The Sunday market is a vegetable lover's dream. Outdoor aisle after aisle are lined with tables heaped high with commonplace greens like baby bok choi, choi sum, gai lan, water spinach (kangkong), and amaranth,
as well as more unusual items, like this small-leaved burgundy hued plant.
Mak choi, a tender leaf edged with widely spaced sawtooths is,
according to Mrs. Mah, a favored green vegetable in Guangxi. It has a wonderfully strong, bitter bite that tempers a bit (but doesn't disappear) with wok-frying or boiling, making it a perfect foil to the fatty dishes that Guangxi ren love.
Bentong's central market building is the place to find a variety of fish, both fresh (including patin catfish from Temerloh, crab, clams, squid and tiny squid heads that we mistook - with much glee -for baby octupus) and dried.
In the poultry section are rows of black-skinned chickens, no doubt destined for Chinese herbal soup pots. A few meters away, another product for which Bentong is justly famous -tofu - is sold from woven rattan trays.
These plump, thick-skinned cakes boast an interior smooth as the proverbial baby's bottom. Though intended to be eaten cooked, this bean curd - the most flavorful and, well, 'beany' I've ever come across - is wonderful simply dabbed with soy sauce.
The surest sign that Bentong is a Chinese town is the central market's large pork section. In most Malaysian markets offence to Muslims is avoided by placing pork sellers in an out-of-the-way space, such as a separate building to the rear of the market proper. In Bentong roasted and fresh pork meat vendors are just off one of the main entrances, next to the poultry section. Though they're behind stalls offering roast duck (opening photo) and not easily visible from the area's entryway, there's no mistaking the smell of freshly butchered pork. With 6 or 8 vendors cleavering ribs, legs, shoulders, and every other part of the pig to order, this section of the market is a must-visit for lovers of 'the other white meat'.
Sunday market, from 7am to about noon (rain or shine), Bentong (about 10 minutes off the Karak Highway).
hahaha! i'm always there and i know who u meant and exactly where u r....do you knw that once the plot of land is planted with ginger, they will never use the same plot again for ginger. it wont grow....
Posted by: foodcrazee | 2006.04.17 at 17:29
Very informative. Sounds like a great wee place with great looking ducks, great looking everything really. Has Dave considered signing up with Alamy?
http://www.alamy.com/
From what you've said he has quite a large stock of snaps and I've heard good things from snappers about Alamy.
Posted by: pieman | 2006.04.18 at 10:35
That beautiful burgandy hued veg is doing the rounds of markets in Hanoi at the moment. I got my snout near it this morning but couldn't detect much. Any idea how you might prepare it and what with? The name eludes me, too.
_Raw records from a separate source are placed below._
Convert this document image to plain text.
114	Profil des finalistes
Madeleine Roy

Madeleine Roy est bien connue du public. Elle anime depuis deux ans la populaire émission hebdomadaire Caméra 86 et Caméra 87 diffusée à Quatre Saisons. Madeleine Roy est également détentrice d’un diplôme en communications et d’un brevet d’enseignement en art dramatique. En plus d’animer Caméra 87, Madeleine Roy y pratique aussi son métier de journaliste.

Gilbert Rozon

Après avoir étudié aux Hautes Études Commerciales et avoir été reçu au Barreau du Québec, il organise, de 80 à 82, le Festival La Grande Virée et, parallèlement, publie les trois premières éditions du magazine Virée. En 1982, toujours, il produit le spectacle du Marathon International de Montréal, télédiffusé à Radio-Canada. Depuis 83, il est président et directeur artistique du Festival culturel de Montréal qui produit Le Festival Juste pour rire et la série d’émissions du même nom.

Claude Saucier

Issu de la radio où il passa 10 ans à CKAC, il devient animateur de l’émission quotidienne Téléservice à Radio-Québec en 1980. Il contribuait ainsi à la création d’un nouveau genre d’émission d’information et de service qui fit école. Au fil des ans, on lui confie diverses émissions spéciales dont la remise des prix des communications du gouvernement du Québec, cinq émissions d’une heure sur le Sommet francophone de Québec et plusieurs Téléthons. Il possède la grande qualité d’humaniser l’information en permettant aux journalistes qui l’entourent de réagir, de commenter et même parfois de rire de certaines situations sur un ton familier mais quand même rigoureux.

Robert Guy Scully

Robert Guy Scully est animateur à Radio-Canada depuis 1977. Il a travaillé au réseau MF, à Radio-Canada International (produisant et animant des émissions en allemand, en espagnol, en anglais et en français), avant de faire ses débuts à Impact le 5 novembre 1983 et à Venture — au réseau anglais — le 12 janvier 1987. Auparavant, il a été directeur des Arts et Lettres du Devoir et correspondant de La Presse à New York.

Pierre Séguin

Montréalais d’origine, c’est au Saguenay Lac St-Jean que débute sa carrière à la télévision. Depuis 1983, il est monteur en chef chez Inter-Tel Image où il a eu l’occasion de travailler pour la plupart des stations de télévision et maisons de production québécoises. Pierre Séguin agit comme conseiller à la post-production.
What do the emblems on the tofu indicate?
Posted by: Sticky | 2006.04.19 at 00:08
foodcrazee - didn't know that abt ginger. How do they keep from running out of land?
pieman, thanks. Would 500+ boxes of slides qualify as a large stock of snaps? Will check it out.
sticky - a friend tells me the burgundy veg is a local variety of amaranth. I'd assume it's stir-fried, perhaps with a bit of ikan bilis for a Malaysian touch. No one is able to shed light on the tofu markings. I'm curious as well ... will continue to ask around. The tofu sellers were not much interested in chatting.